Tra chi tace per paura, le reticenze complici dei giornali, il razzismo di Stato, ormai il fenomeno razzista in Italia sfugge a una valutazione complessiva, ma appare in crescita costante quantitativa e qualitativa.

Spesso il razzismo c’è ma non si vede. A Bologna il 15 giugno due giovani brasiliani di 23 e 26 anni, scrive il “Resto del Carlino”, «sono rimasti seriamente feriti nel corso di una lite scoppiata questa notte per futili motivi in via Zamboni» (una zona in cui già vi sono state aggressioni xenofobe). Secondo l’articolo, un italiano ha colpito i due giovani brasiliani con un coltello e con calci e pugni. Ma il “Resto del Carlino” titola «Lite tra stranieri, spunta il coltello» (spunta da solo!), poi si parla di «futili motivi», si aggiunge una foto qualsiasi con sotto la didascalia: «rissa»…
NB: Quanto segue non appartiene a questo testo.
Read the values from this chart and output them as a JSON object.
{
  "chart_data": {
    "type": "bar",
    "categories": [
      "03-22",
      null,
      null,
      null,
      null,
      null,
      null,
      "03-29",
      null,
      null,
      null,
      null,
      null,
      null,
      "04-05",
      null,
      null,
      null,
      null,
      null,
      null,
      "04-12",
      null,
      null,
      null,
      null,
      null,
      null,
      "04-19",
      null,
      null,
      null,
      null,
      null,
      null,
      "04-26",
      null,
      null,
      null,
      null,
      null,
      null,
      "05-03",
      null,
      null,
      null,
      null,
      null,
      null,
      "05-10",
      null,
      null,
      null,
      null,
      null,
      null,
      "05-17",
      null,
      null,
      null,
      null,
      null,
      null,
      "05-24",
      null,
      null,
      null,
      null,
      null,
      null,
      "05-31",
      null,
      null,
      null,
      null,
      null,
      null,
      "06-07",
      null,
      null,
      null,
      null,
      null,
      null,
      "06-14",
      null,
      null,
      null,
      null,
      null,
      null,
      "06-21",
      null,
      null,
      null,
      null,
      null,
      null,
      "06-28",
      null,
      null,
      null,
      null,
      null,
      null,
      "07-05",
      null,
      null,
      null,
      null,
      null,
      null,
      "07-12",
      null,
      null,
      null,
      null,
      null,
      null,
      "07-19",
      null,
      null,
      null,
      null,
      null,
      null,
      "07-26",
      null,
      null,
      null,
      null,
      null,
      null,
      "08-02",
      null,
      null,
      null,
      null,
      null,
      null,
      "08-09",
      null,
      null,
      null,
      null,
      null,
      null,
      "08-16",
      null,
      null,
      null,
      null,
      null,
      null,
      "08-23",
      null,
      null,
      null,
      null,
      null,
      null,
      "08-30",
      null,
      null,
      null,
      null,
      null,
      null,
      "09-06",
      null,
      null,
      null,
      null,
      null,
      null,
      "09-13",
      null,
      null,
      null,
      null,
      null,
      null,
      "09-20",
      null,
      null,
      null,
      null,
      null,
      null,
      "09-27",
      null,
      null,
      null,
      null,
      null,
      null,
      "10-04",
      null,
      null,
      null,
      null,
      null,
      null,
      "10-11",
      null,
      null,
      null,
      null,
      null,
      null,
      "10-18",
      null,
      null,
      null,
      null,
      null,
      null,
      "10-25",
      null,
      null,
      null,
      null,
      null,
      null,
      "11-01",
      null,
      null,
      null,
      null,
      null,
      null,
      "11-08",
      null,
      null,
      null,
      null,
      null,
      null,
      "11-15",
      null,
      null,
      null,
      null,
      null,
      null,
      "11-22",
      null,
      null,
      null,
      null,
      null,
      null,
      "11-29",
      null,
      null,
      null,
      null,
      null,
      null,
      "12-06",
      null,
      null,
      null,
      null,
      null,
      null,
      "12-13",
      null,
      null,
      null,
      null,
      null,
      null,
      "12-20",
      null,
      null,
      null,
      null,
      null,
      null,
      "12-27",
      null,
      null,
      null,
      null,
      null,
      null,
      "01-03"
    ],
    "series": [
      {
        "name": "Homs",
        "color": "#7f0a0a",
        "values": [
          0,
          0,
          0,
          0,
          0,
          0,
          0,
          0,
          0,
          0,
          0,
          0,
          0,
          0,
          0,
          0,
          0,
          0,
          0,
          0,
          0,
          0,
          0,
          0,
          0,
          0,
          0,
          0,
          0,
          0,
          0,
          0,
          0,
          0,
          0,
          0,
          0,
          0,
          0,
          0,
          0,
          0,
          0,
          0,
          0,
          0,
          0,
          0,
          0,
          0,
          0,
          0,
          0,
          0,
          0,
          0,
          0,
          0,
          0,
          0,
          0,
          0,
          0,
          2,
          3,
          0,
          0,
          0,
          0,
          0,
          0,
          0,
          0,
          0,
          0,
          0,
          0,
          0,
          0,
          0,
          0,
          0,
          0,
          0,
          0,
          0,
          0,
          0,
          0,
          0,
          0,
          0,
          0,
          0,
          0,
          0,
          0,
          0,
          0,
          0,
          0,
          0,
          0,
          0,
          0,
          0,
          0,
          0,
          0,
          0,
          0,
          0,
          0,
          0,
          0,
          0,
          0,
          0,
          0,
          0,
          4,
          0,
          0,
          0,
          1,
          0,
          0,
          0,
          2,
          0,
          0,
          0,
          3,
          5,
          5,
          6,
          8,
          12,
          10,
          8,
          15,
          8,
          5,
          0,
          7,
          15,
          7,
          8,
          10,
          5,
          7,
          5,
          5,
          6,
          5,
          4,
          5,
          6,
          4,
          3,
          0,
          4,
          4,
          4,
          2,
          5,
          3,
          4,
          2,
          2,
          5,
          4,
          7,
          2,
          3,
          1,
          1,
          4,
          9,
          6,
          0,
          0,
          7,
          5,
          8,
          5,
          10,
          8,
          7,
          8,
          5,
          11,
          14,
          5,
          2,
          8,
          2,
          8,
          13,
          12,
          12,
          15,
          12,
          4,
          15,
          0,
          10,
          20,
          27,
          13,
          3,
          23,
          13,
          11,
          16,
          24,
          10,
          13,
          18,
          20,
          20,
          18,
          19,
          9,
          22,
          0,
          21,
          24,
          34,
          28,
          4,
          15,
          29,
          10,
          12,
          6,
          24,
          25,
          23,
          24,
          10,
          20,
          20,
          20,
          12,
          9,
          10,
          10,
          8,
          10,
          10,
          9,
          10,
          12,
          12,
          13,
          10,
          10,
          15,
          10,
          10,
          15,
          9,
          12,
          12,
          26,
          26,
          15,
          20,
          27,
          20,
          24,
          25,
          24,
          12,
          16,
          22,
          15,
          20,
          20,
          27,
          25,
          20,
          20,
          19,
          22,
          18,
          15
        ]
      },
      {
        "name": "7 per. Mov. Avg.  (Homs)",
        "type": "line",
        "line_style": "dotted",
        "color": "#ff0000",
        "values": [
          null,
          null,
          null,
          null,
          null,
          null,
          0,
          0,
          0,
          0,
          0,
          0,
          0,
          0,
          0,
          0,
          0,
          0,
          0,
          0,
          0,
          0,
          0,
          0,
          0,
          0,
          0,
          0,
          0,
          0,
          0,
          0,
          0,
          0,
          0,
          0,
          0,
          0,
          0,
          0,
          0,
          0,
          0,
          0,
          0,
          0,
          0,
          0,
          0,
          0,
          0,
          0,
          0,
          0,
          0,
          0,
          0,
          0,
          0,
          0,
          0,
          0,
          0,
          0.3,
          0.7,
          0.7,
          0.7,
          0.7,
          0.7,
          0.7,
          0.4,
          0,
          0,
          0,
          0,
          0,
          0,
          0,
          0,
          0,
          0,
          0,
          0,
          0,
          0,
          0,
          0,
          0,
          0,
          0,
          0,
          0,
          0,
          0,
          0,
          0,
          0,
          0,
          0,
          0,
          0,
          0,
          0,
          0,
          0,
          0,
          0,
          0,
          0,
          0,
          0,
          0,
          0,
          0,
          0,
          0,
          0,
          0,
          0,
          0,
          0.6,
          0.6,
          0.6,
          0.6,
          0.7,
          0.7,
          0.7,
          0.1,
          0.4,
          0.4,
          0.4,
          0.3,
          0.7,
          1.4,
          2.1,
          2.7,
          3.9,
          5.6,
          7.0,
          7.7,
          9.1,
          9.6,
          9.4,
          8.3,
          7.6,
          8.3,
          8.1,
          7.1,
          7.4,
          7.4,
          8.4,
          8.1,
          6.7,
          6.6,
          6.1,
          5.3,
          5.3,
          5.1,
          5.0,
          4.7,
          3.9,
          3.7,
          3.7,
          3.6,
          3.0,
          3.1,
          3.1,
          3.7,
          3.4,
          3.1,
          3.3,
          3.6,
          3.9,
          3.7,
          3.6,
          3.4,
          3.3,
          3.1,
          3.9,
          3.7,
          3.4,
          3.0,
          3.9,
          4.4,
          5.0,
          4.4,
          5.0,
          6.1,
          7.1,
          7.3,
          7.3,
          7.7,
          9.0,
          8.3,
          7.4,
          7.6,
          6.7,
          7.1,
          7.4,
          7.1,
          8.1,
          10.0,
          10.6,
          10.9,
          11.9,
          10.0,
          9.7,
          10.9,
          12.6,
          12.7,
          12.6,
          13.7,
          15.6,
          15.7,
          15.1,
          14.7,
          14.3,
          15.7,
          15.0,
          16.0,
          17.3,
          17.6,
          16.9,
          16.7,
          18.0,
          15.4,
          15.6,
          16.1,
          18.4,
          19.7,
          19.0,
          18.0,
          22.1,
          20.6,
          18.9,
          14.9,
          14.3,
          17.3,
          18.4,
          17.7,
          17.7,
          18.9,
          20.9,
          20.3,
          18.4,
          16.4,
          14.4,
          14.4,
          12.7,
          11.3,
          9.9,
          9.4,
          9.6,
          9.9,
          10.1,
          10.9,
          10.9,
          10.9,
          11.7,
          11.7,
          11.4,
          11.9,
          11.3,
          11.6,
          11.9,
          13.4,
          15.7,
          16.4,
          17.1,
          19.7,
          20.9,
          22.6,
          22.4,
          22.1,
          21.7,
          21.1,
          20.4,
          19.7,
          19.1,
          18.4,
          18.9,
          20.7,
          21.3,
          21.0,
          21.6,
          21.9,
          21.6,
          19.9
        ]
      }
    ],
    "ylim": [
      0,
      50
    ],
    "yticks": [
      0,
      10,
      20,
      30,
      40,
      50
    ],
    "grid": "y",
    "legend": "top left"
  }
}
Oggi non si possono chiudere i CIE senza sconfiggere il razzismo diffuso, non si può sconfiggere il razzismo diffuso senza demolire il razzismo di Stato e i CIE. Occorre trovare un patto d’azione che sappia unire pratiche e metodologie differenti. Senza fronti unitari, ciascuno con le sue modalità, ma con unità di intenti e la consapevolezza della situazione di crescente barbarie e sfruttamento che opprime il mondo. E che rende urgente una risposta credibile e rivoluzionaria.

A cominciare dal 19 giugno a Modena e dal 20 giugno sull’Adriatico.